By Adam E. Pachter, (The mag's own Siskel & Ebert)

DON'T see Miller's crossing if you enjoy sunshine. The latest offering from the creative duo Joel and Ethan Coen revels in its murkiness, figurative and literal. Not only is the plot as dense and convoluted as the Dashiell Hammett novels which inspired it, but virtually every scene is shot in semi-darkness. And all the characters wear dark, slouched clothing.

It's an admirable effect, and Miller's Crossing is stuffed with those intense and memorable moments for which the Coen brothers are rightly celebrated. But ample darkness doth not a great film make, and Miller's Crossing is not as original and distinctive a film as viewers of Coen films Raising Arizona and Blood Simple have come to expect.

It boasts forceful acting, focused direction, and a skillful use of language. But intrusive plot complications, a deliberately oppressive seen this all before sabotage what could have been a great cinematic effort.

Any intensive plot description here would confuse rather than clarify. So I'll confine myself to saying that Miller's Crossing depicts several days in the life of Tom Reagan (Gabriel Byrne), a hard-drinking, heavy-gambling political operative, as he maneuvers on both sides of a bloody gang war.

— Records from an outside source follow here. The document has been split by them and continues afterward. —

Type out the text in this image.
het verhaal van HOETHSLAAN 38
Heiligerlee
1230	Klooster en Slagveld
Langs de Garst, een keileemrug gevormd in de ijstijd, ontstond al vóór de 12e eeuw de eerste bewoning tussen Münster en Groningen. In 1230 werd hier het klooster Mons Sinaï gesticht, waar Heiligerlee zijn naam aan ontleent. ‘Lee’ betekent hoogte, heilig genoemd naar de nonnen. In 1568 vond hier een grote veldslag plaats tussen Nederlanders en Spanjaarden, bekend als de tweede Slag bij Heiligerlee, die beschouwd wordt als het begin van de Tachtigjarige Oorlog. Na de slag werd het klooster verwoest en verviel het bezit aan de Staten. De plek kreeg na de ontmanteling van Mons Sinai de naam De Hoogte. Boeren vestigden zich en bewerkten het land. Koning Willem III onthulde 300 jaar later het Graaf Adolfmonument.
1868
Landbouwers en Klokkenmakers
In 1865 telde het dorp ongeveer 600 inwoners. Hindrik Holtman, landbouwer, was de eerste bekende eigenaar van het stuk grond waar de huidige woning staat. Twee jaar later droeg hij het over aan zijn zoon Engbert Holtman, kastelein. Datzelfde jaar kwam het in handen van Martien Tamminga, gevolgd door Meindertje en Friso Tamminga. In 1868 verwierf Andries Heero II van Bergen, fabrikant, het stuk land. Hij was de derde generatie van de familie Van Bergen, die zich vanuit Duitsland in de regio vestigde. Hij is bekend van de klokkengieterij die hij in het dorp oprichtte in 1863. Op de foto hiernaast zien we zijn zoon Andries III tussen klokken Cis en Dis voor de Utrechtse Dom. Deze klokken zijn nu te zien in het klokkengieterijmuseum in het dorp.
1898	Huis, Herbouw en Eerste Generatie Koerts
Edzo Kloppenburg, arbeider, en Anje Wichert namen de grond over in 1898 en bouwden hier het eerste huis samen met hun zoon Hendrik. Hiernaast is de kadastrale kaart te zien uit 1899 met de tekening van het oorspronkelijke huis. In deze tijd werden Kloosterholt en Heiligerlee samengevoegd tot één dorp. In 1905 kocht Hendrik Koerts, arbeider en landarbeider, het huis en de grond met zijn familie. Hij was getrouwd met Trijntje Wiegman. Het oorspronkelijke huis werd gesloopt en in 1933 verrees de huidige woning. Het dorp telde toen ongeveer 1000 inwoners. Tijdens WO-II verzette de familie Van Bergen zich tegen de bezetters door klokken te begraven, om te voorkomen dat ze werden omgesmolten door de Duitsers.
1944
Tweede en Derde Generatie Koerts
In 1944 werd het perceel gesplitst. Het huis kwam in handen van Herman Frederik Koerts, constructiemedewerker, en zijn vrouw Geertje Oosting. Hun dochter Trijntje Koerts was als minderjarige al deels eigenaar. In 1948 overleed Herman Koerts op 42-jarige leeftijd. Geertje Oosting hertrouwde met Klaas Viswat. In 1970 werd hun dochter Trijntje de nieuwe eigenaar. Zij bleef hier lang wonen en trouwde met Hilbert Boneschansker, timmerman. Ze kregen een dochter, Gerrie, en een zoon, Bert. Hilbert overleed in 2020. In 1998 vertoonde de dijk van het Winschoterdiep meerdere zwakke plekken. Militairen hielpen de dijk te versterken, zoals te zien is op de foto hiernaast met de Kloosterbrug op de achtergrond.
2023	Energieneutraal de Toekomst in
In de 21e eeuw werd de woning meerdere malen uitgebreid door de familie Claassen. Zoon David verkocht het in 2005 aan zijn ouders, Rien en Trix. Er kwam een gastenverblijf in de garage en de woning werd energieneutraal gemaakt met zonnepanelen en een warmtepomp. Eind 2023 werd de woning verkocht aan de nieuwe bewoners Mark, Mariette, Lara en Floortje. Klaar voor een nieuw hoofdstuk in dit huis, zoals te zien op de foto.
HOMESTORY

Driven from the good graces of Leo (Albert Finney), a powerful Irish boss, Tom flees to the camp of Johnny Caspar (Jon Polito), Leo's hot-headed Italian rival. Oh, by the way, Tom loves Verna (Marcia Gay Harden), Leo's mistress, but has to kill Bernie (John Turturro), Verna's brother, because he's Johnny's enemy.

Anyway, as director Joel Coen as remarked, in Miller's Crossing the plot "is like a big jigsaw puzzle that can be seen in the background. It may make some internal sense, but the momentum of the characters is more important."

Fair enough, but the problem with this film is that the ostensibly secondary story becomes a major distraction. This plot is far too rich and thick for its avowed purpose; the frequent twists and turns attract our attention but never reward it. In this sense Miller's Crossing resembles Jack Nicholson's summer feature The Two Jakes; both films devote excessive space to plot nuances they later dismiss as irrelevant.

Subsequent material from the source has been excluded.